Texting John on my Garmin inside Doune Bothy

We decided to start hiking the mile to the ferry to Ardlui in case he found a place for us and as we hiked we found a nice camping spot by the lake. We had not heard back from John so I sent him a text that we had found a place to camp for the night. He texted back frantically, "No, I found you a room! Go to the ferry!" The ferry ran only once an hour and we hiked as fast as we could to get there on time. We could see the boat coming across the lake and we ran the last bit down to the dock. Another couple was there waiting for the ferry boat as well. The boat captain sent the other hiker back up to lower the flag that he had raised to indicate that someone was there to take the ferry and we each paid five pounds for the ride across the lake to the hotel. 

The ferry boat to Ardlui



So happy to be on the boat to Ardlui!

When I learned about Ardlui in my research I thought it was a bustling town. Turns out it is one hotel with a restaurant and a car campground. I could not believe that he was able to get us a last minute room. Turns out it was the nicest room at the hotel, and the most expensive, which is probably why it had not been booked. Quite honestly, I would have paid double the price of what I did pay because I was so desperate to get warm and dry. Every single thing in my pack was wet except for my sleeping bag which I keep stored in a dry sack.

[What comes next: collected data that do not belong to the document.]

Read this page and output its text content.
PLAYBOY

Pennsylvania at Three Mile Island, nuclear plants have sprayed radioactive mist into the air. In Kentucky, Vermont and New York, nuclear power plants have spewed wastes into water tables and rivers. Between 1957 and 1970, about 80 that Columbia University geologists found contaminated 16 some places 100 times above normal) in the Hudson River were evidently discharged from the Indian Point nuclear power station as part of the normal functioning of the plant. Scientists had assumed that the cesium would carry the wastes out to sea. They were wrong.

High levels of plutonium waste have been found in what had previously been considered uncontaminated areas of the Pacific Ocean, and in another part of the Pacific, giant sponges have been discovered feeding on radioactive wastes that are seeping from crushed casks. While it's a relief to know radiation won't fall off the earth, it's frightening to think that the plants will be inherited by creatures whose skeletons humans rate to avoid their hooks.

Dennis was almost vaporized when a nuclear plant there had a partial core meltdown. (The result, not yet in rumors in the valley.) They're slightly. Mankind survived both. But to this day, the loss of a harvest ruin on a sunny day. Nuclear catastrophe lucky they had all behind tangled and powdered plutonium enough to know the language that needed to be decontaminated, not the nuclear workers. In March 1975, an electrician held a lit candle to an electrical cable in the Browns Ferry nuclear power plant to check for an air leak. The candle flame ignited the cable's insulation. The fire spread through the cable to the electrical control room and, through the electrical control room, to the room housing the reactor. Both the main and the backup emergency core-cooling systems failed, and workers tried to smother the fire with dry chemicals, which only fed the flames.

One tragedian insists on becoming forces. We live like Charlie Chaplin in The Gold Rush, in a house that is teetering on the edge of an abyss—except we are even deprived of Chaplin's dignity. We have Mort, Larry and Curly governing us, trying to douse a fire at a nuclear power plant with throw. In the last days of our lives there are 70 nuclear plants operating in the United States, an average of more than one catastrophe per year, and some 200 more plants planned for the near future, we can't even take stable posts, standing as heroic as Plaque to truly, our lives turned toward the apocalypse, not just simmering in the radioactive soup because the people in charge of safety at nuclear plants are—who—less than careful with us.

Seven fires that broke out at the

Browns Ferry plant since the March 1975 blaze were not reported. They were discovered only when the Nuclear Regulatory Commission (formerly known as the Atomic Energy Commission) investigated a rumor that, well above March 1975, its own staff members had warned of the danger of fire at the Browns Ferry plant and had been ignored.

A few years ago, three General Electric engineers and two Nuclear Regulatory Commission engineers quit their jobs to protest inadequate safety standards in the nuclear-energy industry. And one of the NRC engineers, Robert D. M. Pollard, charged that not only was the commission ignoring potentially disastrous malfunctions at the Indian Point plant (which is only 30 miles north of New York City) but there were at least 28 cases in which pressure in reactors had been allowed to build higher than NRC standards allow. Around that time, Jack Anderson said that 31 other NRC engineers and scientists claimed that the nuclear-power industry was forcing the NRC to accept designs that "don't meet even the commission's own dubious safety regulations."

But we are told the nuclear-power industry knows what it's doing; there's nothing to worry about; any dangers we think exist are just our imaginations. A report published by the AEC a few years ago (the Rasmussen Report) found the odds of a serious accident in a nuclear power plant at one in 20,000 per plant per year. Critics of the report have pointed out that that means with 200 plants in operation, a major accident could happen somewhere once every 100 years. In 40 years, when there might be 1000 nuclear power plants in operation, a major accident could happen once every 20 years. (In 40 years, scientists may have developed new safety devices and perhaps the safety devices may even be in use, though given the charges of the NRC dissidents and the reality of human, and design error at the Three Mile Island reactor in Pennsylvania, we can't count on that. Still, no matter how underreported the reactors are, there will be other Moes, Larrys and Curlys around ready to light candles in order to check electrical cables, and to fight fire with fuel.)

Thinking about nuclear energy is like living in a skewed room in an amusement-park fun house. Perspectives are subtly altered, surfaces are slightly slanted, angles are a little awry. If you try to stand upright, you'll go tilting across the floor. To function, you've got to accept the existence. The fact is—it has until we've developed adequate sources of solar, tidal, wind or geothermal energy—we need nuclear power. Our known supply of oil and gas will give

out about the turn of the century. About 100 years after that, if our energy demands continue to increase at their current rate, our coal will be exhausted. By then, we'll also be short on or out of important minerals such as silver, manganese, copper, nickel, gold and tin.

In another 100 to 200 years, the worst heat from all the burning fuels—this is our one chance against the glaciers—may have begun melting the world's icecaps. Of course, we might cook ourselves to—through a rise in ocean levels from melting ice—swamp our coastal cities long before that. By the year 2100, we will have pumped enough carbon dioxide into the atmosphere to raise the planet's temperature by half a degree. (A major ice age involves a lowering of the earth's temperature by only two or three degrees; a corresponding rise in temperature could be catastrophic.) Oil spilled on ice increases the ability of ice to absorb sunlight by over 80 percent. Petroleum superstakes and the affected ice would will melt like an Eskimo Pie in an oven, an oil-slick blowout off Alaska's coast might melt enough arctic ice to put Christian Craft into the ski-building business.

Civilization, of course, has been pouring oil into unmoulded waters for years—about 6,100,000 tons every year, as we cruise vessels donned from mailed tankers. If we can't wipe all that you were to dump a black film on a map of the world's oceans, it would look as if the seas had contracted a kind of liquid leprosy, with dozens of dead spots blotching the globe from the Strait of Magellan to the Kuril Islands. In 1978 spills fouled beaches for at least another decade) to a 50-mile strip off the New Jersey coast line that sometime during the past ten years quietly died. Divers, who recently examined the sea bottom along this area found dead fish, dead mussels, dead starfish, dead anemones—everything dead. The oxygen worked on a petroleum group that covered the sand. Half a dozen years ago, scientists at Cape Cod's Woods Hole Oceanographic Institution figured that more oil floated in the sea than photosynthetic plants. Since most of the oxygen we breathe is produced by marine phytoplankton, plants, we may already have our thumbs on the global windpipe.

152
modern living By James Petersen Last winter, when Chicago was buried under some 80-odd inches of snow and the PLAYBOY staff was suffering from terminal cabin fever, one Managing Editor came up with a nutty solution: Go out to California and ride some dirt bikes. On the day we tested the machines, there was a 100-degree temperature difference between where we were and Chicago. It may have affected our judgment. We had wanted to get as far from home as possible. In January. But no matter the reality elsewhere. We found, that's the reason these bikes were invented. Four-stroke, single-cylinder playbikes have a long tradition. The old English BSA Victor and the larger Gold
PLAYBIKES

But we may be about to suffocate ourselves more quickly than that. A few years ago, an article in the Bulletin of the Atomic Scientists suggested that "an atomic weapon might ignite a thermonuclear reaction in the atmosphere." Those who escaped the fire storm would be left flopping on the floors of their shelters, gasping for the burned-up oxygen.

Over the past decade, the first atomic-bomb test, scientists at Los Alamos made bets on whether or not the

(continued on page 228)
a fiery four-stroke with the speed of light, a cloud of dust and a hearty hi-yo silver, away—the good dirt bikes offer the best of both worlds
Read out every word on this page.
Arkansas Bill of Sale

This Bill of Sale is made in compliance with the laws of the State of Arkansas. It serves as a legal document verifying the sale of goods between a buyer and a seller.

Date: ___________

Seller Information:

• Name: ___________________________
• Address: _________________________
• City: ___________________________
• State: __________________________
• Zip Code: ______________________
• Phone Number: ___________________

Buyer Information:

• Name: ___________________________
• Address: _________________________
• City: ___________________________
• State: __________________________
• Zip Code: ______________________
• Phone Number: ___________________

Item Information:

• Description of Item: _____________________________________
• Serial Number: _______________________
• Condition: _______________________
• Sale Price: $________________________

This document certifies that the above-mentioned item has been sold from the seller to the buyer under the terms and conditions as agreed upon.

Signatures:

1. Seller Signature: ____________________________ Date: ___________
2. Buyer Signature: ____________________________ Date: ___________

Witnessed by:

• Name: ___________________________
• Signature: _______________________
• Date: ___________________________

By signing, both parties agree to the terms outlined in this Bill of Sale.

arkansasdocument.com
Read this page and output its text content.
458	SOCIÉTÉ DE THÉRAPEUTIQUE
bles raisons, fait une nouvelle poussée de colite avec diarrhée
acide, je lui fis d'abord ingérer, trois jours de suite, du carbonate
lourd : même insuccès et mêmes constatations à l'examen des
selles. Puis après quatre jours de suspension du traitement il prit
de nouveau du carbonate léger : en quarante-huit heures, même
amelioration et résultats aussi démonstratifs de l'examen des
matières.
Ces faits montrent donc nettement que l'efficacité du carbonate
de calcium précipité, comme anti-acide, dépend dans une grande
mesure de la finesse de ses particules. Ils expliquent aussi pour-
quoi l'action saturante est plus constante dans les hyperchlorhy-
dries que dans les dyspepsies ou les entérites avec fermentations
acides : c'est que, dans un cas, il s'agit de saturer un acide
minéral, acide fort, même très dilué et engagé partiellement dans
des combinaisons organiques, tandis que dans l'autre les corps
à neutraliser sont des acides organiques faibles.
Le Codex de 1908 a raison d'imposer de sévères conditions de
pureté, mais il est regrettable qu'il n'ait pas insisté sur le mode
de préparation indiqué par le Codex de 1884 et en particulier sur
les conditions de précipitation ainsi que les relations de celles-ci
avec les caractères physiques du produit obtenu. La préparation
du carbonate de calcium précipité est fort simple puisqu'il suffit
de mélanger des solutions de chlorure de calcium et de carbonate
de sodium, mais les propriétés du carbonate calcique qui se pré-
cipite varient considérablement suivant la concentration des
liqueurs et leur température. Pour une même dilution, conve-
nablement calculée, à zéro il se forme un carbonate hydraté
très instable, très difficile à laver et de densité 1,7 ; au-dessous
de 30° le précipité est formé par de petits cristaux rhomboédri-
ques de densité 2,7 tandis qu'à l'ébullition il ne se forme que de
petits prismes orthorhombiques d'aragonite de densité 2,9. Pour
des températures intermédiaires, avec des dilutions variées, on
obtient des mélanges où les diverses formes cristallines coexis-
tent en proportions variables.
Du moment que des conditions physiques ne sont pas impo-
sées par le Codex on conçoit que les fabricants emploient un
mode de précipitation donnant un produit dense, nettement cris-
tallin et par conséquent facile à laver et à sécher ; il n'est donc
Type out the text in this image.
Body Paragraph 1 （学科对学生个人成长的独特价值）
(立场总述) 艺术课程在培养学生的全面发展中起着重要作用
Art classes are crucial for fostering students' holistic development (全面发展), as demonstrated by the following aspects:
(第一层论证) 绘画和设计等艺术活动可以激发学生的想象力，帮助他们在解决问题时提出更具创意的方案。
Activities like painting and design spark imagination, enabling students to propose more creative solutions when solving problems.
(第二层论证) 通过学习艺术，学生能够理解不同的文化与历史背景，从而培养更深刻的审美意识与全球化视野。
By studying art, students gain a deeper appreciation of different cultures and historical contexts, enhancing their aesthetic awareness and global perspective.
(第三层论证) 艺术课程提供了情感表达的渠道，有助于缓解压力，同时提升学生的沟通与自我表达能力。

King size bed with a fireplace

A copper tub in the large sitting room

Trying to dry out all my stuff

We hung things on the heated towel bars in the bathroom to dry and Pounce figured out how to turn on the radiator so she could dry her shoes on it. Hers got soaked the last half mile in a stream ford.  I warmed up with a hot shower and then I called John to thank him for getting us a room. He is my eye-in-the-sky trail angel!

The toughest day of the hike was over and we had survived. We ate dinner in the bar downstairs and I had salad and fish patties with a well deserved hard cider. The comfy king bed was calling our names and I collapsed into bed and slept like a log.